The company, which started life as a market-darling developer of energy-efficient motors, and has since expanded into areas as diverse as the internet of things (IoT) and retail food and beverage, reported a net loss of $200,000 for the half-year ended June 30. That compares to a $500,000 loss for the same period last year.
The company’s shares traded above $10 at various times in the early and mid 2000s, but began a slow, painful decline in 2007 and since 2013 have never gone above 30 cents a share.
Funding has been a perennial problem for the company, with the level of debt compared to net worth doubling to over 35 percent from five years ago.
However, the immediate future is secure, says chief executive Greg Allen, with the company “in the process of documenting” a new $2.5 million loan, repayable in September 2019.
Allen said existing lender Meta Capital has also offered to extend the repayment date of its loan into 2019.
“With these new facilities in place the company is well positioned to repay existing debt due March 2019, manage changes in customer payment terms and locally-held customer inventory, and to commence investment in new IoT projects.”

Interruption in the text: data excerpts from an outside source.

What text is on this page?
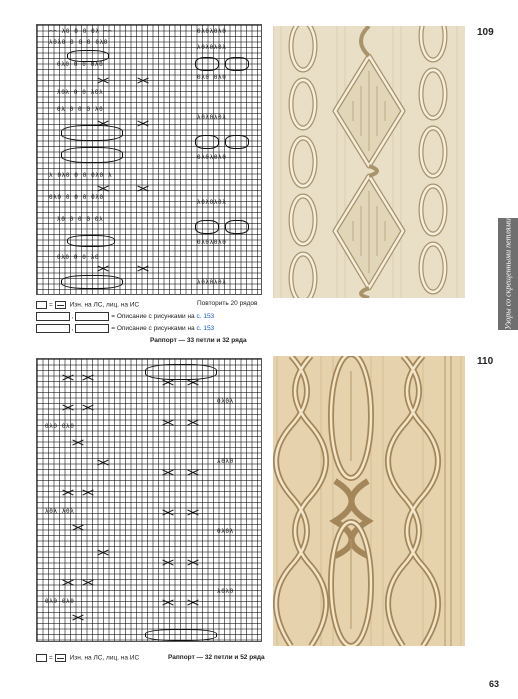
⌒⌒ λ0 0 0 0λ ⌒⌒
λ0λ0 0 0 0 0λ0
0λ0 0 0 0λ0
λ0λ 0 0 λ0λ
0λ 0 0 0 λ0
λ 0λ0 0 0 0λ0 λ
0λ0 0 0 0 0λ0
λ0 0 0 0 0λ
0λ0 0 0 λ0
0λ0λ0λ0
λ0λ0λ0λ
0λ0 0λ0
λ0λ0λ0λ
0λ0λ0λ0
λ0λ0λ0λ
0λ0λ0λ0
λ0λ0λ0λ
109
=	Изн. на ЛС, лиц. на ИС	Повторить 20 рядов
,	= Описание с рисунками на с. 153
,	= Описание с рисунками на с. 153
Раппорт — 33 петли и 32 ряда
0λ0 0λ0
λ0λ λ0λ
0λ0 0λ0
0λ0λ
λ0λ0
0λ0λ
λ0λ0
110
=	Изн. на ЛС, лиц. на ИС	Раппорт — 32 петли и 52 ряда
Узоры со скрещенными петлями
63
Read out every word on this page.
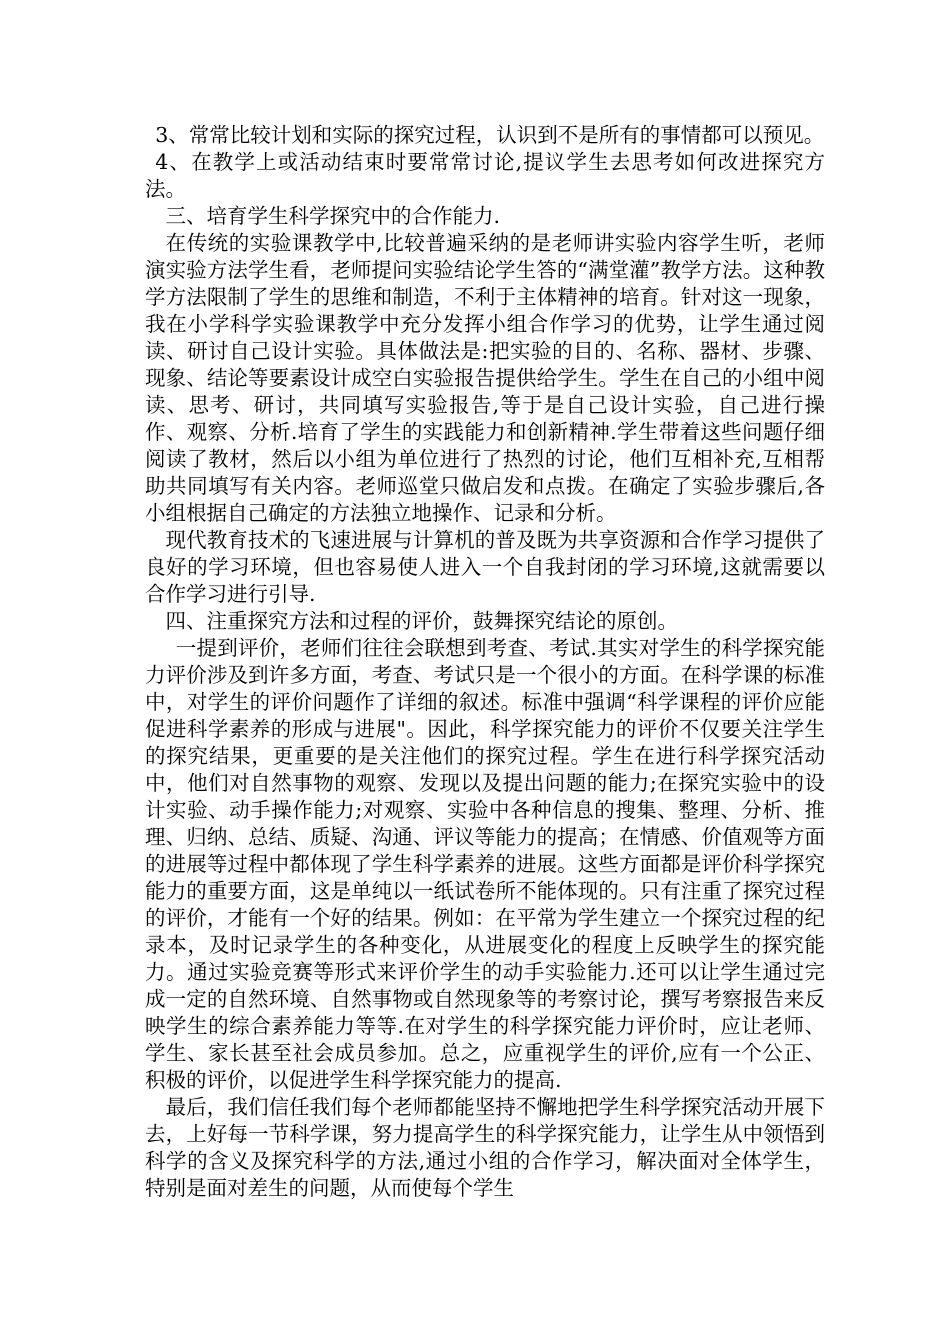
3、常常比较计划和实际的探究过程，认识到不是所有的事情都可以预见。

4、在教学上或活动结束时要常常讨论,提议学生去思考如何改进探究方法。

三、培育学生科学探究中的合作能力.

在传统的实验课教学中,比较普遍采纳的是老师讲实验内容学生听，老师演实验方法学生看，老师提问实验结论学生答的“满堂灌”教学方法。这种教学方法限制了学生的思维和制造，不利于主体精神的培育。针对这一现象，我在小学科学实验课教学中充分发挥小组合作学习的优势，让学生通过阅读、研讨自己设计实验。具体做法是:把实验的目的、名称、器材、步骤、现象、结论等要素设计成空白实验报告提供给学生。学生在自己的小组中阅读、思考、研讨，共同填写实验报告,等于是自己设计实验，自己进行操作、观察、分析.培育了学生的实践能力和创新精神.学生带着这些问题仔细阅读了教材，然后以小组为单位进行了热烈的讨论，他们互相补充,互相帮助共同填写有关内容。老师巡堂只做启发和点拨。在确定了实验步骤后,各小组根据自己确定的方法独立地操作、记录和分析。

现代教育技术的飞速进展与计算机的普及既为共享资源和合作学习提供了良好的学习环境，但也容易使人进入一个自我封闭的学习环境,这就需要以合作学习进行引导.

四、注重探究方法和过程的评价，鼓舞探究结论的原创。

一提到评价，老师们往往会联想到考查、考试.其实对学生的科学探究能力评价涉及到许多方面，考查、考试只是一个很小的方面。在科学课的标准中，对学生的评价问题作了详细的叙述。标准中强调“科学课程的评价应能促进科学素养的形成与进展"。因此，科学探究能力的评价不仅要关注学生的探究结果，更重要的是关注他们的探究过程。学生在进行科学探究活动中，他们对自然事物的观察、发现以及提出问题的能力;在探究实验中的设计实验、动手操作能力;对观察、实验中各种信息的搜集、整理、分析、推理、归纳、总结、质疑、沟通、评议等能力的提高；在情感、价值观等方面的进展等过程中都体现了学生科学素养的进展。这些方面都是评价科学探究能力的重要方面，这是单纯以一纸试卷所不能体现的。只有注重了探究过程的评价，才能有一个好的结果。例如：在平常为学生建立一个探究过程的纪录本，及时记录学生的各种变化，从进展变化的程度上反映学生的探究能力。通过实验竞赛等形式来评价学生的动手实验能力.还可以让学生通过完成一定的自然环境、自然事物或自然现象等的考察讨论，撰写考察报告来反映学生的综合素养能力等等.在对学生的科学探究能力评价时，应让老师、学生、家长甚至社会成员参加。总之，应重视学生的评价,应有一个公正、积极的评价，以促进学生科学探究能力的提高.

最后，我们信任我们每个老师都能坚持不懈地把学生科学探究活动开展下去，上好每一节科学课，努力提高学生的科学探究能力，让学生从中领悟到科学的含义及探究科学的方法,通过小组的合作学习，解决面对全体学生，特别是面对差生的问题，从而使每个学生
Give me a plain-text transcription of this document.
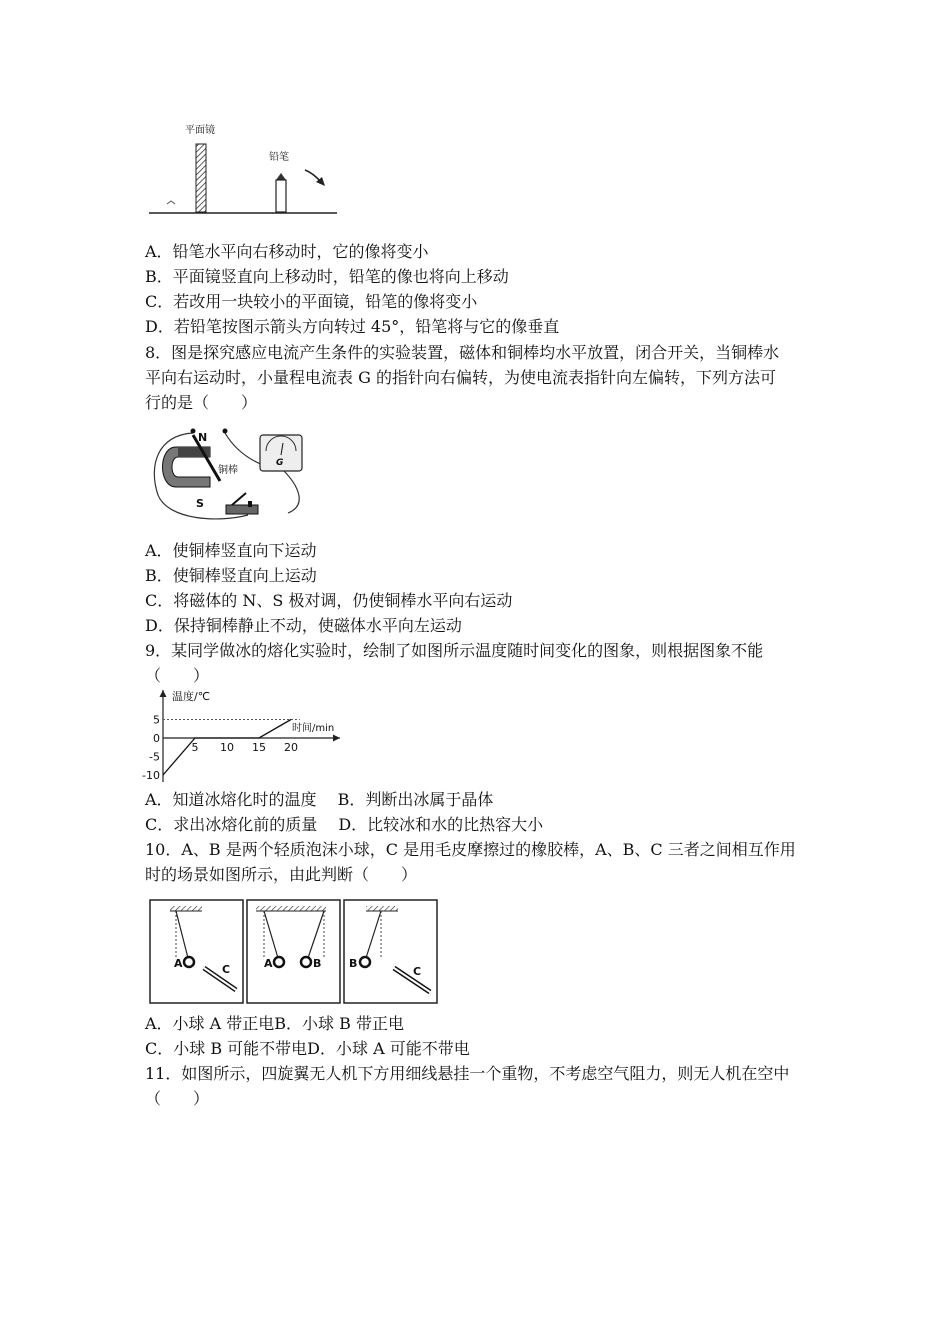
平面镜
铅笔
A．铅笔水平向右移动时，它的像将变小
B．平面镜竖直向上移动时，铅笔的像也将向上移动
C．若改用一块较小的平面镜，铅笔的像将变小
D．若铅笔按图示箭头方向转过 45°，铅笔将与它的像垂直
8．图是探究感应电流产生条件的实验装置，磁体和铜棒均水平放置，闭合开关，当铜棒水
平向右运动时，小量程电流表 G 的指针向右偏转，为使电流表指针向左偏转，下列方法可
行的是（　　）
N
S
铜棒
G
A．使铜棒竖直向下运动
B．使铜棒竖直向上运动
C．将磁体的 N、S 极对调，仍使铜棒水平向右运动
D．保持铜棒静止不动，使磁体水平向左运动
9．某同学做冰的熔化实验时，绘制了如图所示温度随时间变化的图象，则根据图象不能
（　　）
温度/℃
时间/min
5 10 15 20
5
0
-5
-10
A．知道冰熔化时的温度　 B．判断出冰属于晶体
C．求出冰熔化前的质量　 D．比较冰和水的比热容大小
10．A、B 是两个轻质泡沫小球，C 是用毛皮摩擦过的橡胶棒，A、B、C 三者之间相互作用
时的场景如图所示，由此判断（　　）
A	C	A	B	B
C
A．小球 A 带正电B．小球 B 带正电
C．小球 B 可能不带电D．小球 A 可能不带电
11．如图所示，四旋翼无人机下方用细线悬挂一个重物，不考虑空气阻力，则无人机在空中
（　　）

WDT bought Australian-based digital marketing company iProximity in July. Allen said “several field trials are underway using iProximity’s solutions, including working with large global food brands to deliver... information to retailers and shoppers.”
Revenue at WDT grew 18 percent on last year to $28 million, with growth in America particularly strong, Allen said. In the second quarter of 2018, motors were 64 percent of the company’s total US revenue, while IoT solutions were 32 percent.
The stock last traded at 18.1 cents, having gained 13 percent so far this year.